Before these recent exemptive orders, the SEC generally required sponsors of self-indexing ETFs to address potential conflicts of interest specifically relating to the use of an index developed by an affiliate by imposing a number of conditions. Among other things, these conditions generally included: (i) requirements to promote transparency of the underlying index methodology; (ii) use of an unaffiliated third party to calculate the index; (iii) creation of certain firewall arrangements to separate the fund’s adviser and the index provider; and (iv) the adoption of additional policies and procedures to mitigate potential conflicts of interest specific to self-indexing.

The new exemptive orders eliminate most of these requirements, and instead rely primarily on daily transparency of the ETF’s portfolio holdings to address potential conflicts of interest.

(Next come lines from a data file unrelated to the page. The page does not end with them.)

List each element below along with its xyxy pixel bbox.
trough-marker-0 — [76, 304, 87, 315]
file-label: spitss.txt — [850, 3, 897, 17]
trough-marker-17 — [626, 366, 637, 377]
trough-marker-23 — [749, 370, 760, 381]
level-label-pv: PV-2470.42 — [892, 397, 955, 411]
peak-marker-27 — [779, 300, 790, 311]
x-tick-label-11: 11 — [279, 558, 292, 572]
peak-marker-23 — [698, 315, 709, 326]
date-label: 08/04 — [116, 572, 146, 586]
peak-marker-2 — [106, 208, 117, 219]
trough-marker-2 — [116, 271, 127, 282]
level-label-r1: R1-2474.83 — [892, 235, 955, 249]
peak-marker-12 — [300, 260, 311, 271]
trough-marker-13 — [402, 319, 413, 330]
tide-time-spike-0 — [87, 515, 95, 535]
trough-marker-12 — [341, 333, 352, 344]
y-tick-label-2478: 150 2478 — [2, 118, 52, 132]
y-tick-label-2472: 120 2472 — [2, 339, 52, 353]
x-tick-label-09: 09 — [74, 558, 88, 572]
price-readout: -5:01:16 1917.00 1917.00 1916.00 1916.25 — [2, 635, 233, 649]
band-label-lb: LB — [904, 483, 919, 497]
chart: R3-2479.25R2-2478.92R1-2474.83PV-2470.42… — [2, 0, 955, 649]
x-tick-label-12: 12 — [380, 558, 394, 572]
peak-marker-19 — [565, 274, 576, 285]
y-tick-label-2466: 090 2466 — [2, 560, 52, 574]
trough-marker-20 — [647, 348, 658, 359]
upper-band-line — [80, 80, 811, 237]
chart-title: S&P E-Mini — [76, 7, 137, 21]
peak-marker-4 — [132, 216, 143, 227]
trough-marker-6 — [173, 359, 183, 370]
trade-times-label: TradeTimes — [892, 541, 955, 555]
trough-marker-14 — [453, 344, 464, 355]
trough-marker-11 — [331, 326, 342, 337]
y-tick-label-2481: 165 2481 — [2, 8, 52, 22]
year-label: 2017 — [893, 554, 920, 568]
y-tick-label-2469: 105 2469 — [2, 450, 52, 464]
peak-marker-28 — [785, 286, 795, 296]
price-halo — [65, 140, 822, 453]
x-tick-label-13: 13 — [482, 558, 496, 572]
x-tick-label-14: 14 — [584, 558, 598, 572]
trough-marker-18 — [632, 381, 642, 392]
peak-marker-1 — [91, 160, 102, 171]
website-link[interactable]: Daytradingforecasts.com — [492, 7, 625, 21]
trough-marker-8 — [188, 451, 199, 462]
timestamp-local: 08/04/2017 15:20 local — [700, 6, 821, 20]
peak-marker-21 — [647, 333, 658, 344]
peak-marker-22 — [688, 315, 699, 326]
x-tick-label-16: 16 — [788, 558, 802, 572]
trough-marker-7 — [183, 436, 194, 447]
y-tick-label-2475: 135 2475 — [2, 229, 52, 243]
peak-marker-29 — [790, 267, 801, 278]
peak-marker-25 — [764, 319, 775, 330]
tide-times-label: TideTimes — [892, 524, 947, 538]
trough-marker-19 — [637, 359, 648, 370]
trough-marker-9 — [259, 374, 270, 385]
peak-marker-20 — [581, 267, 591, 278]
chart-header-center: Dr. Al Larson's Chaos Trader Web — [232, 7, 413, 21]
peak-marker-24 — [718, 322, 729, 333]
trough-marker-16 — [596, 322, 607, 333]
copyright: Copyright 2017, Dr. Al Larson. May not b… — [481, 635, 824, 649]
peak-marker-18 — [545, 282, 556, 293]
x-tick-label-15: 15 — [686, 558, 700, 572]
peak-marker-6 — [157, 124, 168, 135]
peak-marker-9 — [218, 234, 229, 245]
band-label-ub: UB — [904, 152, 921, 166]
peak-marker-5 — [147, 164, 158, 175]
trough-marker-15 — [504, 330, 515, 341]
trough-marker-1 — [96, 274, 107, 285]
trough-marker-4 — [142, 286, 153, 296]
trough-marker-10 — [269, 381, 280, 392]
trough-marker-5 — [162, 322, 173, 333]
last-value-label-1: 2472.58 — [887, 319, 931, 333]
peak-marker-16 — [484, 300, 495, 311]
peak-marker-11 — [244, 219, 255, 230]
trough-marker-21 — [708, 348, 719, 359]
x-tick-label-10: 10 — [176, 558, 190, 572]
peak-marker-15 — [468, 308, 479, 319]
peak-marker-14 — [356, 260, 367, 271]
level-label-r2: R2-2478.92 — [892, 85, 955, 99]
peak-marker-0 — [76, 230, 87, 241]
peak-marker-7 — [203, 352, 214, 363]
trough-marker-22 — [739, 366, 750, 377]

The ETFs utilizing self-indexing are required to disclose on the sponsor’s website, each day before trading begins on the ETF’s primary listing exchange, the identities and quantities of the portfolio securities, assets and other positions held by the fund that will form the basis for the fund’s calculation of its NAV at the end of the business day. These requirements are the same as the website disclosure requirements applicable to actively managed ETFs. Note that certain of the requirements previously applicable to self-indexing ETFs may still be required, in part, as a result of listing rules imposed by the exchange on which such self-indexing ETFs intend to be listed.